Bu yazımda sadece işletme sahip veya sahiplerine ait olan araçların işletmeye kiralama suretiyle kullanımına sunulması halinde vergisel boyutları üzerinde duracağım.
Kurumlar Vergisi Kanunumuz kurum kazancının tespitinde, indirilecek giderlerin neler olduğu kapsamında Gelir Vergisi Kanuna atıfta bulunmuştur. Gelir Vergisi Kanununun ilgili maddesinde ise "kiralama yolu ile edinilen veya işletmeye dahil olan taşıtların giderlerinin kurum kazancından indirilmesi uygun görülmüştür.
Dolayısı ile işletme sahip veya sahiplerinin kendilerine ait araçlarını işletmeye kiralamak suretiyle kullanımını işletmeye bir sözleşmeye bağlı olarak vermeleri halinde, kira bedelleri, araçların bakım onarım giderleri, akaryakıt giderleri, sözleşmede belirtilmiş ise sigorta giderlerini gider olarak kayıtlarına intikal ettirebilecekleridir.
Ancak dikkat edilmesi gereken diğer bir hususta "transfer fiyatlandırması yolu ile örtülü kazanç dağıtımı" kapsamına girmemesi için kira bedelinin piyasa emsal bedellerine uygun olarak belirlenmesidir. Örneğin, aynı niteliklere sahip bir araç, bir kiralama şirketinde kiralanması bedeli aylık 1.000 TL iken, işletme sahipleri bu nitelikteki kendi aracını daha yüksek bir bedel ile işletmeye kiraya vermesi halinde fark tutar denetimlerde "örtülü kazanç" olarak değerlendirilip vergi ve ceza ile karşılaşılabilir.
İşletmenin, ortaklarından kiraladığı bu araçlar için ödediği kira bedelleri araç sahibi ortak açısından gayrimenkul sermaye iradı sayılmakta ve ortağın şahsına, kira bedelinin yasal tutarları aşması halinde gelir vergisi doğmaktadır. Diğer yandan ödenen bu kira bedeli üzerinde işletme tarafında % 20 stopaj kesintisi yapılarak vergi idaresine ödemek zorunluluğu da unutulmamalıdır.
Ayrıca işletme kira bedeli üzerinden hesaplayacağı katma değer vergisini sorumlu sıfatı ile beyan edip ödemek durumundadır.
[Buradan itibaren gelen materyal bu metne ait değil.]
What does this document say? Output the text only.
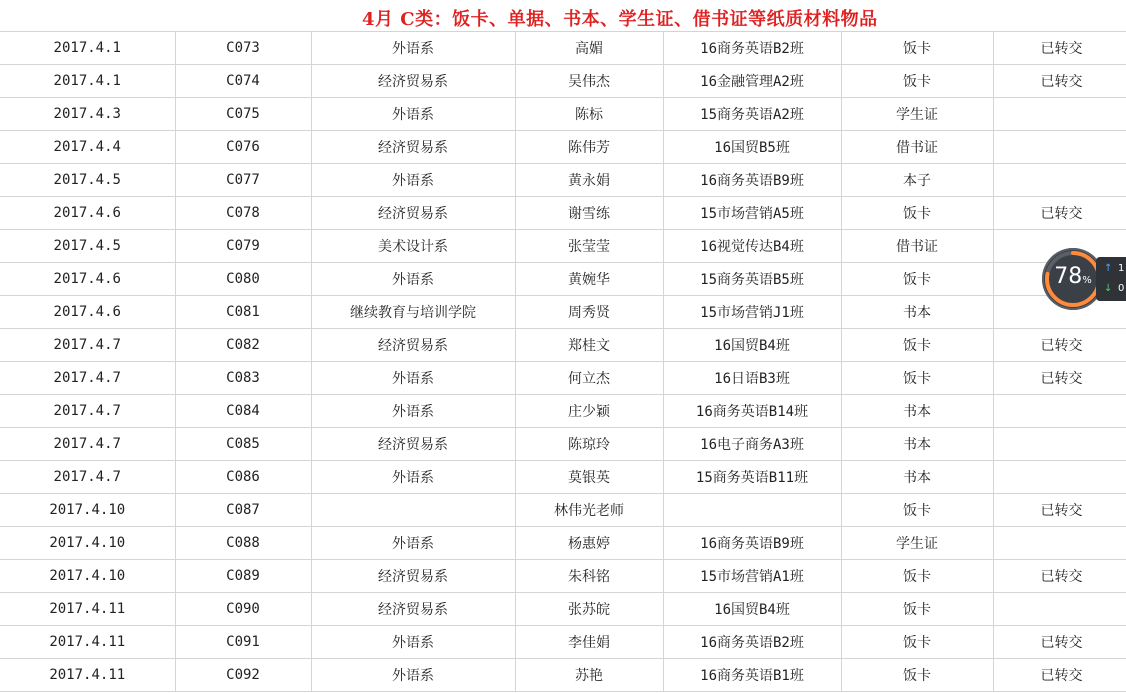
4月 C类：饭卡、单据、书本、学生证、借书证等纸质材料物品
2017.4.1	C073	外语系	高媚	16商务英语B2班	饭卡	已转交
2017.4.1	C074	经济贸易系	吴伟杰	16金融管理A2班	饭卡	已转交
2017.4.3	C075	外语系	陈标	15商务英语A2班	学生证	
2017.4.4	C076	经济贸易系	陈伟芳	16国贸B5班	借书证	
2017.4.5	C077	外语系	黄永娟	16商务英语B9班	本子	
2017.4.6	C078	经济贸易系	谢雪练	15市场营销A5班	饭卡	已转交
2017.4.5	C079	美术设计系	张莹莹	16视觉传达B4班	借书证	
2017.4.6	C080	外语系	黄婉华	15商务英语B5班	饭卡	
2017.4.6	C081	继续教育与培训学院	周秀贤	15市场营销J1班	书本	
2017.4.7	C082	经济贸易系	郑桂文	16国贸B4班	饭卡	已转交
2017.4.7	C083	外语系	何立杰	16日语B3班	饭卡	已转交
2017.4.7	C084	外语系	庄少颖	16商务英语B14班	书本	
2017.4.7	C085	经济贸易系	陈琼玲	16电子商务A3班	书本	
2017.4.7	C086	外语系	莫银英	15商务英语B11班	书本	
2017.4.10	C087		林伟光老师		饭卡	已转交
2017.4.10	C088	外语系	杨惠婷	16商务英语B9班	学生证	
2017.4.10	C089	经济贸易系	朱科铭	15市场营销A1班	饭卡	已转交
2017.4.11	C090	经济贸易系	张苏皖	16国贸B4班	饭卡	
2017.4.11	C091	外语系	李佳娟	16商务英语B2班	饭卡	已转交
2017.4.11	C092	外语系	苏艳	16商务英语B1班	饭卡	已转交
78%
↑ 1
↓ 0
Ancak sorumlu sıfatı ile ortak adına ödenen bu katma değer verisini ödediği dönemde indirim konusu yapabilecektir.
Diğer yandan sözleşmeye bağlanan bahse konu araç kiralama işlemi için sözleşmede yazılı bedel üzerinden sözleşme süresi de dikkate alınarak damga vergisi hesaplanıp yatırılacaktır.
Görüldüğü gibi, işletme ortak veya ortaklarının kendilerine ait araçlarını işletmeye kiraya vermeleri halinde, ortak adına kira bedelinin yasal sınırları aşması halinde gelir vergisi doğmakta, işletme ise, sorumlu sıfatı ile % 18 katma değer vergisi % 20 kira ödemesine ilişkin gelir vergisi stopajı, damga vergisi yükümlerini yerine getirmek durumundadırlar.
Bu açıklamalara bakıldığında, ortak ve işletmenin yasal sınırlar çerçevesinde bir çok beyan yükümlülüğü ve vergi maliyetine girmemesi için en uygun yöntem araç kiralama şirketlerinden kullanacakları araçları temin etmek olacaktır.